# Avoiding Sign Language showings



## simbeav (Mar 14, 2005)

Most of the programmes that I want to watch these days seem to be on BBC4, but season passes are not much use for most programmes on this channel for two reasons. Firstly the data on Tivo has gradually become generic for most series on this channel and also because overnight showings (when I would prefer the Tivo to be doing it's work) are often SL.

Until recently, I would set the recordings myself whilst consulting the schedule on the BBC web site which gave the full list of abbreviations for each showing [S,SL] etc.

Unfortunately, the BBC has gone for one of the periodic style over substance makeovers that most organisations feel they have to do to justify design departments (don't get me started on ebay) and have dropped most of the useful information from their listings.

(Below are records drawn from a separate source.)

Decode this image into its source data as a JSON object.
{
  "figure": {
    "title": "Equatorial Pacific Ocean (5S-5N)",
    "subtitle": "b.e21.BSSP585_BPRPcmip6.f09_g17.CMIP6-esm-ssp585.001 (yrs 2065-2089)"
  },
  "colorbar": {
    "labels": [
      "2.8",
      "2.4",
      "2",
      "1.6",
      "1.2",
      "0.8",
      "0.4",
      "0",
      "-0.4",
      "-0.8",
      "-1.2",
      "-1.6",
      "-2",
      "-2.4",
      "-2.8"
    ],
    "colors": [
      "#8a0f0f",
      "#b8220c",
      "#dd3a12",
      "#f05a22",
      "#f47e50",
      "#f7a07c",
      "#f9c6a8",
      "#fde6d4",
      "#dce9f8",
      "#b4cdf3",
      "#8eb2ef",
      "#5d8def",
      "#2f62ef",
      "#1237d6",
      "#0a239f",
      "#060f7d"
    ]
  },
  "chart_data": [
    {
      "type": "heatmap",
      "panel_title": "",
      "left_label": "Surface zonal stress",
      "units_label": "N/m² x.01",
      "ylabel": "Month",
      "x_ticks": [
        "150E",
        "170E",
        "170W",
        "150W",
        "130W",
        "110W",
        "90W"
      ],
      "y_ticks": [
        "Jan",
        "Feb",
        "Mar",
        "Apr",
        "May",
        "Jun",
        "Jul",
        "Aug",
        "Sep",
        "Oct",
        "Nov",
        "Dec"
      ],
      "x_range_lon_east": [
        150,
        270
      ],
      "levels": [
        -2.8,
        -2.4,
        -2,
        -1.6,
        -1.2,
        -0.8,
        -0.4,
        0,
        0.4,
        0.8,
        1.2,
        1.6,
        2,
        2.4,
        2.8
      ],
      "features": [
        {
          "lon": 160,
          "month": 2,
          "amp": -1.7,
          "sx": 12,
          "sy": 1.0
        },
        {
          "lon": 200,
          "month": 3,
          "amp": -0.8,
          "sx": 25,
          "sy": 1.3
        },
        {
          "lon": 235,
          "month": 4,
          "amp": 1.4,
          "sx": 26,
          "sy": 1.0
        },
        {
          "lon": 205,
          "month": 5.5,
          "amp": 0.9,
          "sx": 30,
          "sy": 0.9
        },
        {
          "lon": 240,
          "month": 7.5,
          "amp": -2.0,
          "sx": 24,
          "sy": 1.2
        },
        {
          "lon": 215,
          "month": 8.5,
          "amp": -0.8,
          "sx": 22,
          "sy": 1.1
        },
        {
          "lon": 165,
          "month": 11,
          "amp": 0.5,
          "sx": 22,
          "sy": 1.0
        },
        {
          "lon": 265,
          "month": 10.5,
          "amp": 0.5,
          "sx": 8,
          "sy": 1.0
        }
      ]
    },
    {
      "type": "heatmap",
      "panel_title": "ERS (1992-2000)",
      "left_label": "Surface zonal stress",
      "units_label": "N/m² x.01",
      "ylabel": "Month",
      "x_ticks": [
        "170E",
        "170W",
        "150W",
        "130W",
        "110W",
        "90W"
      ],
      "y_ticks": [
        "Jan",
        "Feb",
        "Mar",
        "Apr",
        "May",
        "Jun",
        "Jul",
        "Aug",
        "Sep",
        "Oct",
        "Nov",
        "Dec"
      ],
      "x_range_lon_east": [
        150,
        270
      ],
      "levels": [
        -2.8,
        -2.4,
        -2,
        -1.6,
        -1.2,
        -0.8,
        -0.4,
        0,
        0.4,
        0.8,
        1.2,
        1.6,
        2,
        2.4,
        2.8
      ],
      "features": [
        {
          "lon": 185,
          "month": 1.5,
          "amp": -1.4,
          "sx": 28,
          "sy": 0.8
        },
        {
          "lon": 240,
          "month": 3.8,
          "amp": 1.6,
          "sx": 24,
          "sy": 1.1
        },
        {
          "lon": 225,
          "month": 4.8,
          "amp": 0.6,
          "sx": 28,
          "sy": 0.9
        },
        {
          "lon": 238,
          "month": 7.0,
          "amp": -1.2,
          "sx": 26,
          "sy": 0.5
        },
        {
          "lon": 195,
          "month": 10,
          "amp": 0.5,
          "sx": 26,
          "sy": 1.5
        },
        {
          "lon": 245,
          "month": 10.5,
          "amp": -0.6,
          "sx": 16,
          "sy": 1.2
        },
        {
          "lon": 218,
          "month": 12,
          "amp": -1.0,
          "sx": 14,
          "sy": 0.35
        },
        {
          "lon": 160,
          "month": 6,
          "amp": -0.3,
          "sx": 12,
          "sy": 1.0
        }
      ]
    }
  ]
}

Any suggestions for a free, well laid out listings site with SL information for each programme ? I've found :-

http://www.tvguideuk.co.uk/tvlistings/channel.php?ch=bbc4&day=today

Which does the job, but I'm lazy and with this one I have to click on each programme to get the pop up box.


----------



## Goooner1 (Jul 16, 2005)

I find it hard to believe that in this day and age of about a million digital channels, we can't have a dedicated SL channel, or at the very least make SL avaible via the red button.


----------